En cualquiera de los dos casos, Frank no iba a permitir que le impidiera disfrutar de la comida que se servía en la fiesta, que era excelente. Estaba masticando un
satay
de langostinos, cuando se le acercó Mac.

—Usted es demasiado inteligente para esta gente —dijo Mac—. Se está desperdiciando. Venga a trabajar conmigo y gane dinero de verdad en un entorno con clase.

—Me halaga —dijo Frank—, pero Mike y yo llevamos mucho tiempo juntos.

—Cada día que pasa es un desperdicio.

—Le agradezco el ofrecimiento —dijo Frank—, pero no, gracias. Mike es amigo mío y me quedo con él.

—Lo respeto —dijo Mac—. No pretendía ofenderlo.

—No me siento ofendido.

—Pero procure que haga algo acertado, por favor —dijo Mac—. Lo acertado siempre es bueno para todos.

Lo malo era que Mike no lo veía de la misma forma. Aquella noche, más tarde, mientras le relataba las maravillas del sexo con una futura modelo de
Penthouse
, le dijo:

—¿Sabes qué?

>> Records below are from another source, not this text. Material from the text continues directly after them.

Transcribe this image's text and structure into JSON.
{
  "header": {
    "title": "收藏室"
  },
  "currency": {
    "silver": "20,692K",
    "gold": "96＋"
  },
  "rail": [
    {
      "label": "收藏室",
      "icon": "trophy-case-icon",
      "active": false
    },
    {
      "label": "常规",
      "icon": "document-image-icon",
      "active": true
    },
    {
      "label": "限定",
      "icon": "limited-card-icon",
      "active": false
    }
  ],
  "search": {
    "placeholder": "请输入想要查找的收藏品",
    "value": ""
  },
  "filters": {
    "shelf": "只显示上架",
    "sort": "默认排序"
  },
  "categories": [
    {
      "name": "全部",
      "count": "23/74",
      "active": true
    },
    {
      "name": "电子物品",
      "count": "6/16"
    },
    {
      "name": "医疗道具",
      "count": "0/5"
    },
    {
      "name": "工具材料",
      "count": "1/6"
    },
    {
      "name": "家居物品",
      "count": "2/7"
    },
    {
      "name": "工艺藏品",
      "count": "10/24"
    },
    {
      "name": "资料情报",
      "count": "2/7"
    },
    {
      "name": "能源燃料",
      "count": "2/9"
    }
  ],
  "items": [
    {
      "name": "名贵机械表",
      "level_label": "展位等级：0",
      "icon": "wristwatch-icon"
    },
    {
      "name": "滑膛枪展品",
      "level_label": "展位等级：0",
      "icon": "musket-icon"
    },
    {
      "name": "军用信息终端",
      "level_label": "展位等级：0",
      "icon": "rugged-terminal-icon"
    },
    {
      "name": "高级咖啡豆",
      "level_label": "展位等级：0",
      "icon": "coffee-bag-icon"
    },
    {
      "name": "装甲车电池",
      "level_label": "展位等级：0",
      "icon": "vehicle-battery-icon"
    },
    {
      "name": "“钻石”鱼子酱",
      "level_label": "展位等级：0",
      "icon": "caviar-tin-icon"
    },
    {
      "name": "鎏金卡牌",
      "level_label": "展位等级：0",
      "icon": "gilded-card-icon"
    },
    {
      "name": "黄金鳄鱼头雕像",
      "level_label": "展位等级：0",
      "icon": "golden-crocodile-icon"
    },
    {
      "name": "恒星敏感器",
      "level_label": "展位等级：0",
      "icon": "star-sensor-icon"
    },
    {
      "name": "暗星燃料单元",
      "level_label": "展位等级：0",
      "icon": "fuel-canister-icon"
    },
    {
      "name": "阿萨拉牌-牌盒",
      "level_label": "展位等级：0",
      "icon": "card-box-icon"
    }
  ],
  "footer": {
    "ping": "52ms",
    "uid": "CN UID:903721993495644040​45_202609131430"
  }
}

Vamos a tener que matar al negrata...

—Pues no, no lo sé —dijo Frank— y en realidad creo que deberías venderle el 80 por ciento.

—Te estás quedando conmigo, ¿no es cierto?

—Te lo digo totalmente en serio.

—Ni de coña, Frankie —dijo Mike—. Ni de coña.

—Es poli, Mike.

—Lo fue —dijo Mike— y también ha estado en el trullo.

—Quien ha sido poli lo sigue siendo toda la vida —dijo Frank—. Se mantienen más unidos que nosotros. Además, tiene un socio poli, así que viene a ser lo mismo.

—No voy a vender el Pinto —dijo Mike.

Y llamó a Mac para decírselo.

La semana siguiente empezaron a caer por allí inspectores para controlar que el local cumpliera la normativa contra incendios, las normas sanitarias y las del agua. Todos encontraron alguna irregularidad; ninguno de ellos quiso aceptar un billete de cien dólares, como siempre, y, por el contrario, elevaron un informe.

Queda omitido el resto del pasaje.